Administration via Syringe Pump

  1. After reconstituting all required vials, withdraw the reconstituted solution from each vial using a large syringe (50 mL or larger) equipped with a 20-gauge needle (or smaller diameter, e.g., 21-gauge).
  2. Prepare the bolus and infusion doses in separate large-volume syringes.
  3. Due to the larger volume, high-dose bolus and infusion must be divided into additional syringes (two syringes each for bolus and infusion).
  4. To prevent accidental air transfer, keep the syringe needle pointing upward and do not lay the syringe down between draws.
  5. Before administration, connect necessary accessories (e.g., extension tubing, in-line filter made of polyethersulfone (PES) with a pore size of 0.2 or 0.22 micron or equivalent low-protein-binding filter, syringe pump).
  6. Administer the reconstituted solution at the appropriate rate.
  7. Dispose of all used syringes, needles, vials, and unused portions of the reconstituted solution according to local regulations.
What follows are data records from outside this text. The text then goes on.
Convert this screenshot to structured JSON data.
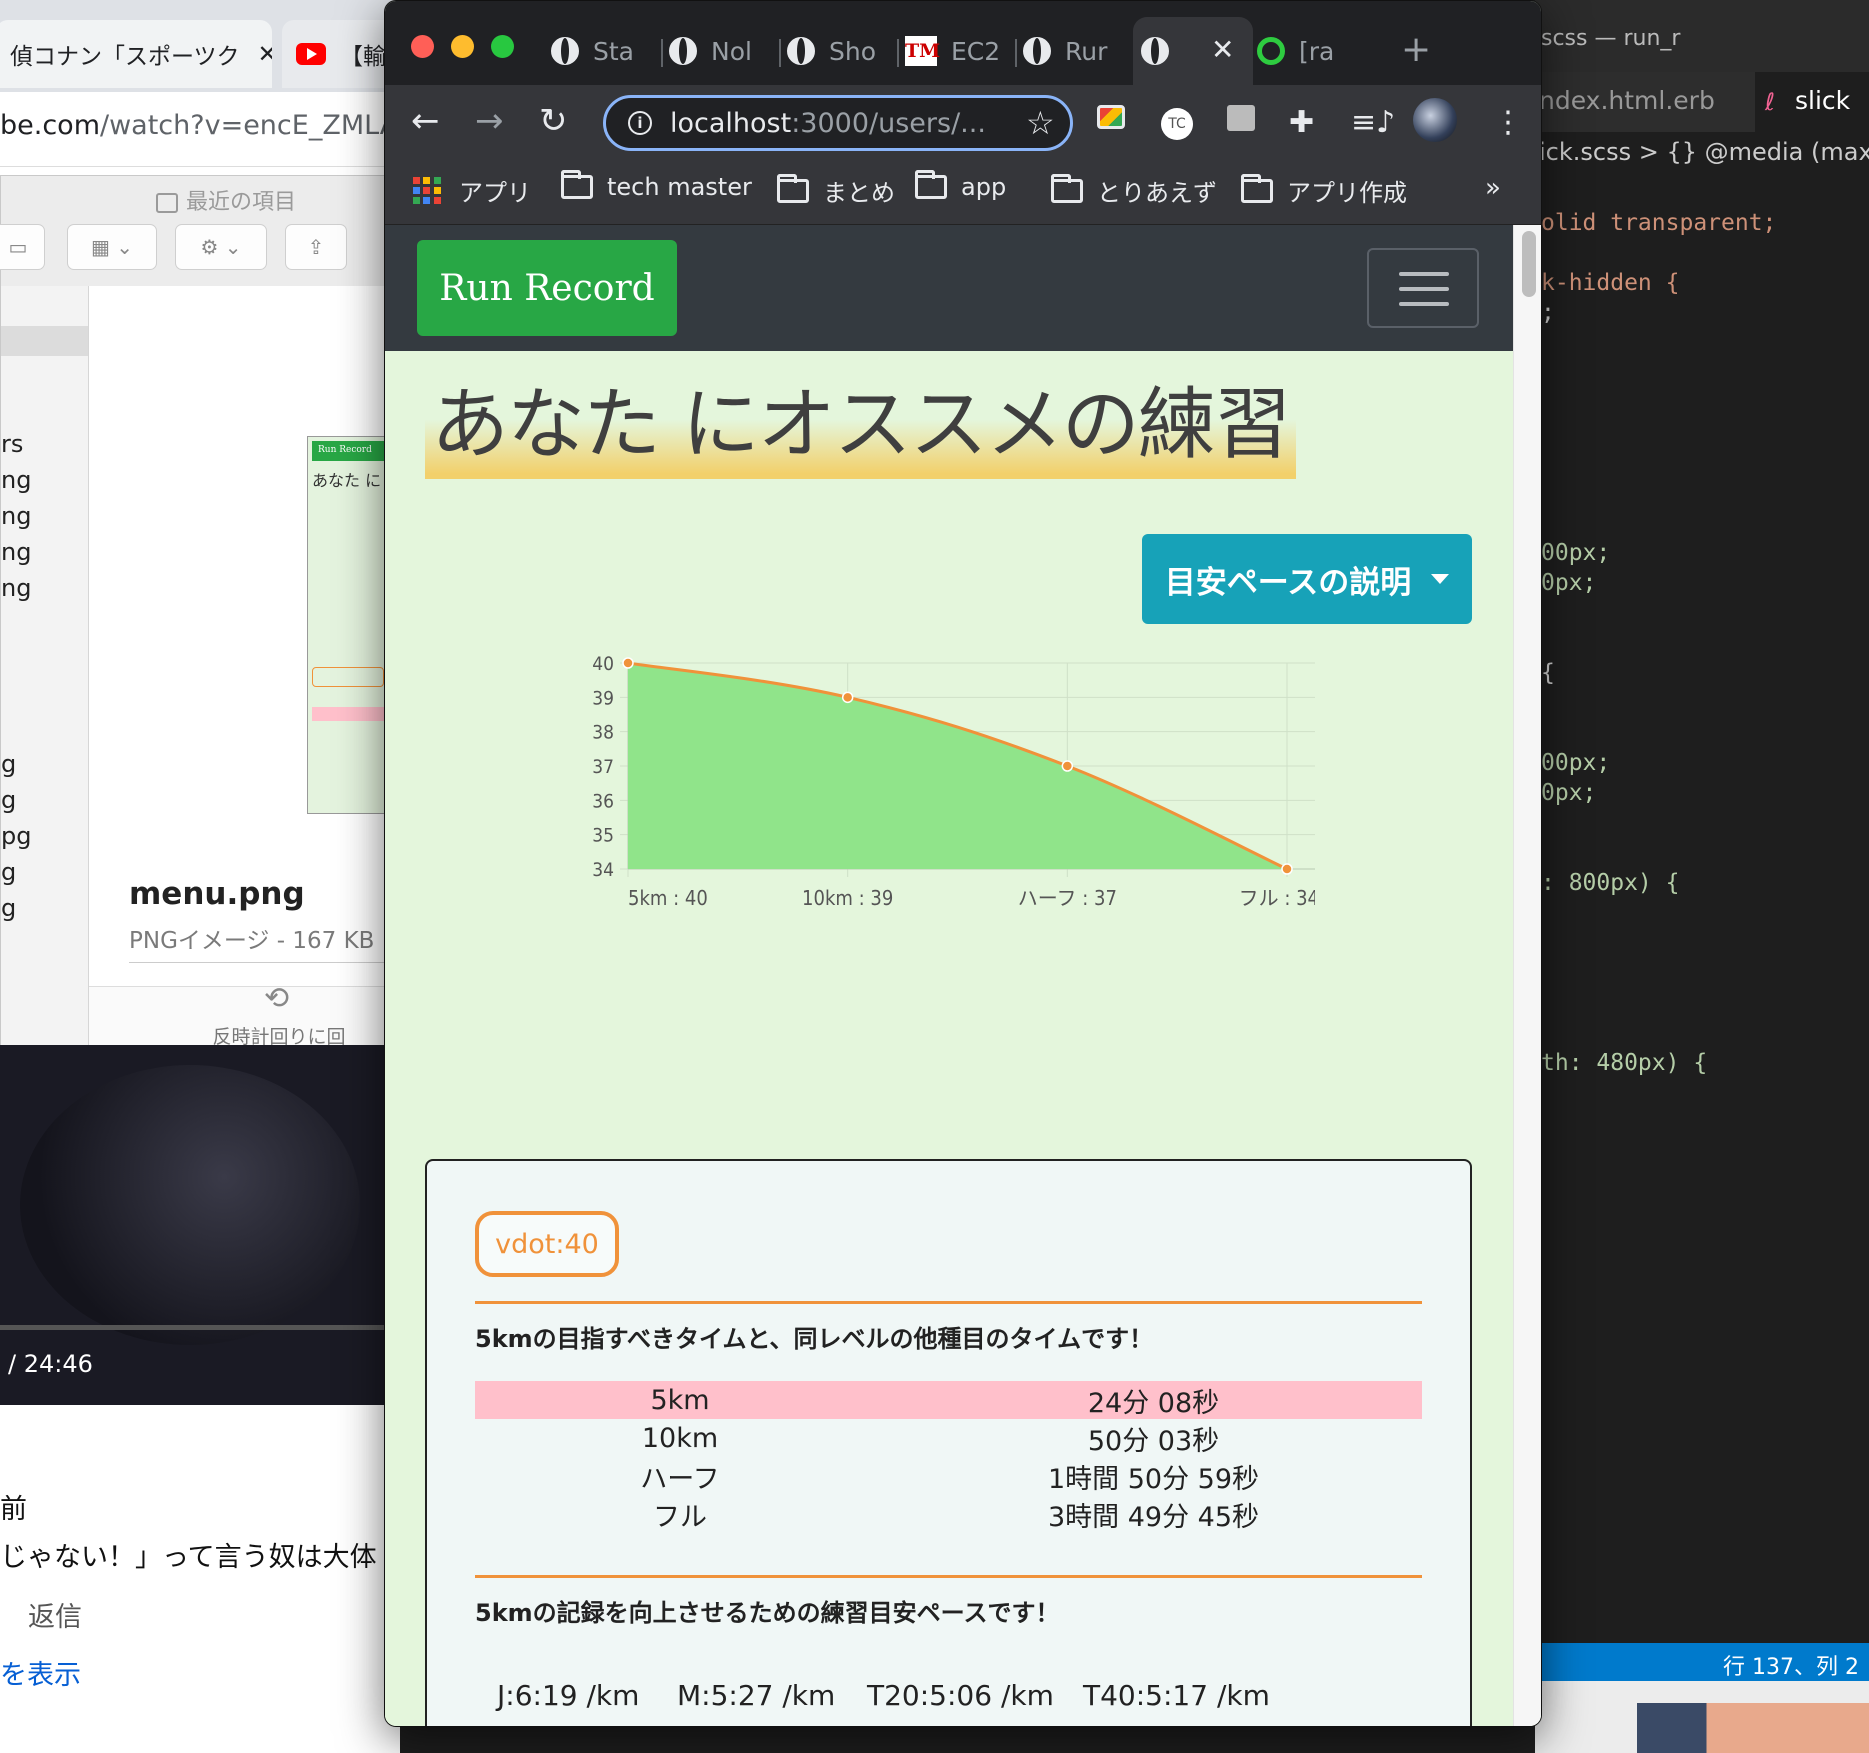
{
  "youtube": {
    "tab1_title": "偵コナン「スポーツク",
    "tab2_title": "【輸",
    "url_host": "be.com",
    "url_path": "/watch?v=encE_ZMLA",
    "video_time": "/ 24:46",
    "comment_frag1": "前",
    "comment_frag2": "じゃない！」って言う奴は大体",
    "reply_label": "返信",
    "show_more": "を表示"
  },
  "finder": {
    "title": "最近の項目",
    "sidebar_rows": [
      "rs",
      "ng",
      "ng",
      "ng",
      "ng"
    ],
    "sidebar_rows2": [
      "g",
      "g",
      "pg",
      "g",
      "g"
    ],
    "file_name": "menu.png",
    "file_meta": "PNGイメージ - 167 KB",
    "rotate_label": "反時計回りに回転",
    "thumb_button": "Run Record",
    "thumb_title": "あなた に"
  },
  "vscode": {
    "title": "scss — run_r",
    "tab1": "ndex.html.erb",
    "tab2": "slick",
    "breadcrumb": "ick.scss > {} @media (max-",
    "status": "行 137、列 2",
    "code_lines": [
      {
        "y": 210,
        "text": "olid transparent;"
      },
      {
        "y": 270,
        "text": "k-hidden {"
      },
      {
        "y": 300,
        "text": ";"
      },
      {
        "y": 540,
        "text": "00px;"
      },
      {
        "y": 570,
        "text": "0px;"
      },
      {
        "y": 660,
        "text": "{"
      },
      {
        "y": 750,
        "text": "00px;"
      },
      {
        "y": 780,
        "text": "0px;"
      },
      {
        "y": 870,
        "text": ": 800px) {"
      },
      {
        "y": 1050,
        "text": "th: 480px) {"
      }
    ]
  },
  "browser": {
    "tabs": [
      {
        "label": "Sta",
        "icon": "globe-icon"
      },
      {
        "label": "Nol",
        "icon": "globe-icon"
      },
      {
        "label": "Sho",
        "icon": "globe-icon"
      },
      {
        "label": "EC2",
        "icon": "tm-icon"
      },
      {
        "label": "Rur",
        "icon": "globe-icon"
      },
      {
        "label": "",
        "icon": "globe-icon"
      },
      {
        "label": "[ra",
        "icon": "green-circle-icon"
      }
    ],
    "url_host": "localhost",
    "url_rest": ":3000/users/...",
    "bookmarks": [
      "アプリ",
      "tech master",
      "まとめ",
      "app",
      "とりあえず",
      "アプリ作成"
    ],
    "more": "»"
  },
  "page": {
    "brand": "Run Record",
    "headline": "あなた にオススメの練習",
    "dropdown_label": "目安ペースの説明",
    "vdot_badge": "vdot:40",
    "times_heading": "5kmの目指すべきタイムと、同レベルの他種目のタイムです！",
    "times": [
      {
        "event": "5km",
        "time": "24分 08秒"
      },
      {
        "event": "10km",
        "time": "50分 03秒"
      },
      {
        "event": "ハーフ",
        "time": "1時間 50分 59秒"
      },
      {
        "event": "フル",
        "time": "3時間 49分 45秒"
      }
    ],
    "pace_heading": "5kmの記録を向上させるための練習目安ペースです！",
    "paces": [
      "J:6:19 /km",
      "M:5:27 /km",
      "T20:5:06 /km",
      "T40:5:17 /km"
    ]
  },
  "chart_data": {
    "type": "area",
    "categories": [
      "5km : 40",
      "10km : 39",
      "ハーフ : 37",
      "フル : 34"
    ],
    "values": [
      40,
      39,
      37,
      34
    ],
    "y_ticks": [
      34,
      35,
      36,
      37,
      38,
      39,
      40
    ],
    "ylim": [
      34,
      40
    ],
    "grid": true,
    "fill_color": "#90e48a",
    "line_color": "#f0923a",
    "point_color": "#f0923a"
  }
}
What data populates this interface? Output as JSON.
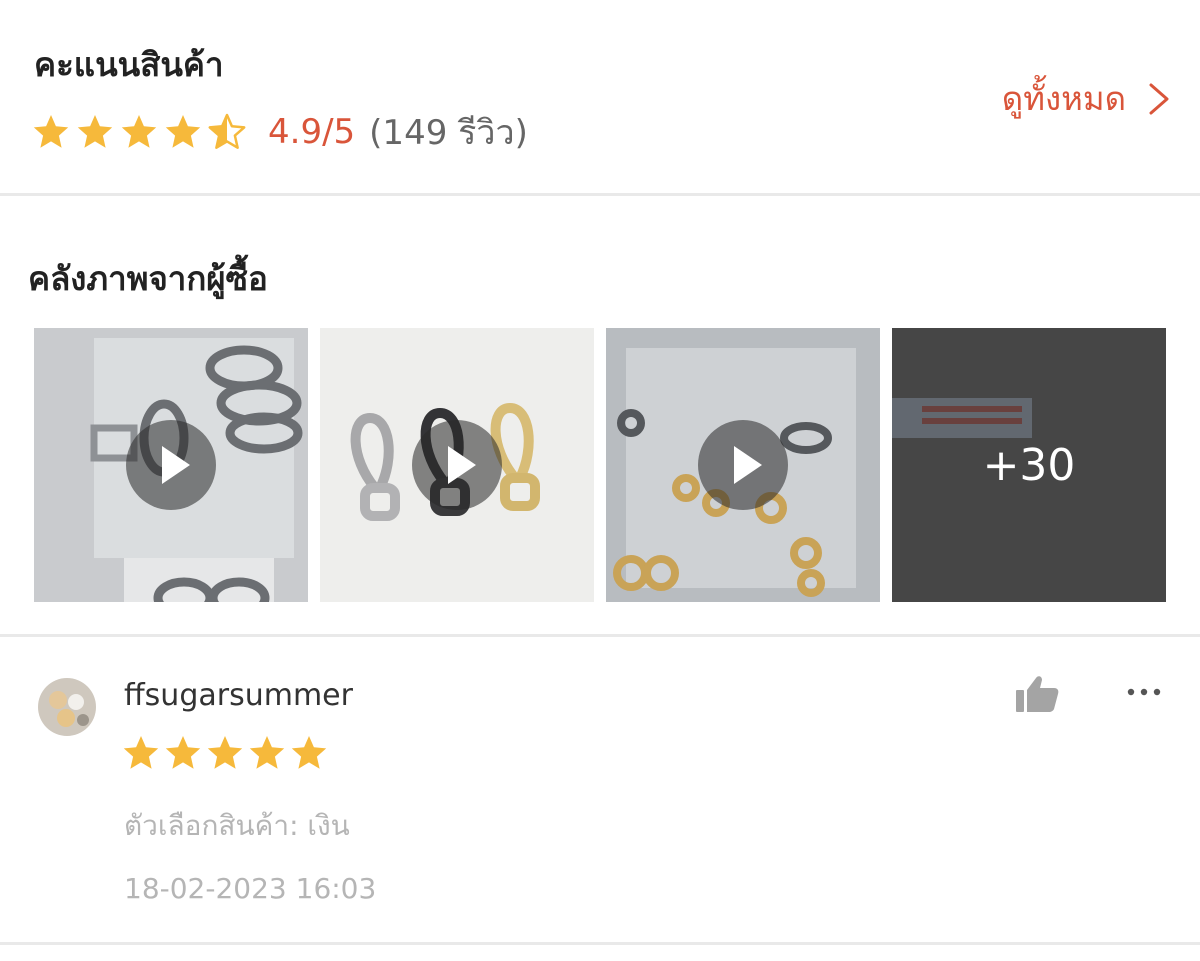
{
  "rating_section": {
    "title": "คะแนนสินค้า",
    "stars": 4.5,
    "score_text": "4.9/5",
    "review_count_text": "(149 รีวิว)",
    "see_all_label": "ดูทั้งหมด",
    "see_all_icon": "chevron-right-icon"
  },
  "gallery_section": {
    "title": "คลังภาพจากผู้ซื้อ",
    "items": [
      {
        "type": "video",
        "icon": "play-icon"
      },
      {
        "type": "video",
        "icon": "play-icon"
      },
      {
        "type": "video",
        "icon": "play-icon"
      },
      {
        "type": "more",
        "label": "+30"
      }
    ]
  },
  "review": {
    "username": "ffsugarsummer",
    "stars": 5,
    "variation": "ตัวเลือกสินค้า: เงิน",
    "date": "18-02-2023 16:03",
    "like_icon": "thumbs-up-icon",
    "more_icon": "more-dots-icon"
  },
  "colors": {
    "accent": "#d9553a",
    "star": "#f6b93b",
    "muted_text": "#b5b5b5",
    "divider": "#e9e9e9"
  }
}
Administration via Intravenous Bags

  1. After reconstituting all required vials, withdraw the reconstituted solution from each vial using a large syringe (50 mL or larger) equipped with a 20-gauge needle (or smaller diameter, e.g., 21-gauge).
  2. Transfer the reconstituted solution from the syringe into appropriate IV bags.
  3. Repeat steps 1 and 2 to transfer the entire volume of bolus and infusion into PO or PVC IV bags.
  4. To ensure proper administration rate, it is recommended to divide the bolus and infusion into two separate bags. Alternatively, a single PO or PVC IV bag may be used for both bolus and infusion, but the correct infusion rate must be ensured when transitioning from bolus to infusion.
  5. Before administration, connect necessary accessories (e.g., extension tubing, in-line filter made of polyethersulfone (PES) with a pore size of 0.2 or 0.22 micron or equivalent low-protein-binding filter, IV pump).
  6. Administer the reconstituted solution at the appropriate rate.

Disposal

All used syringes, needles, vials, and unused portions of the reconstituted solution must be disposed of in accordance with applicable local regulations.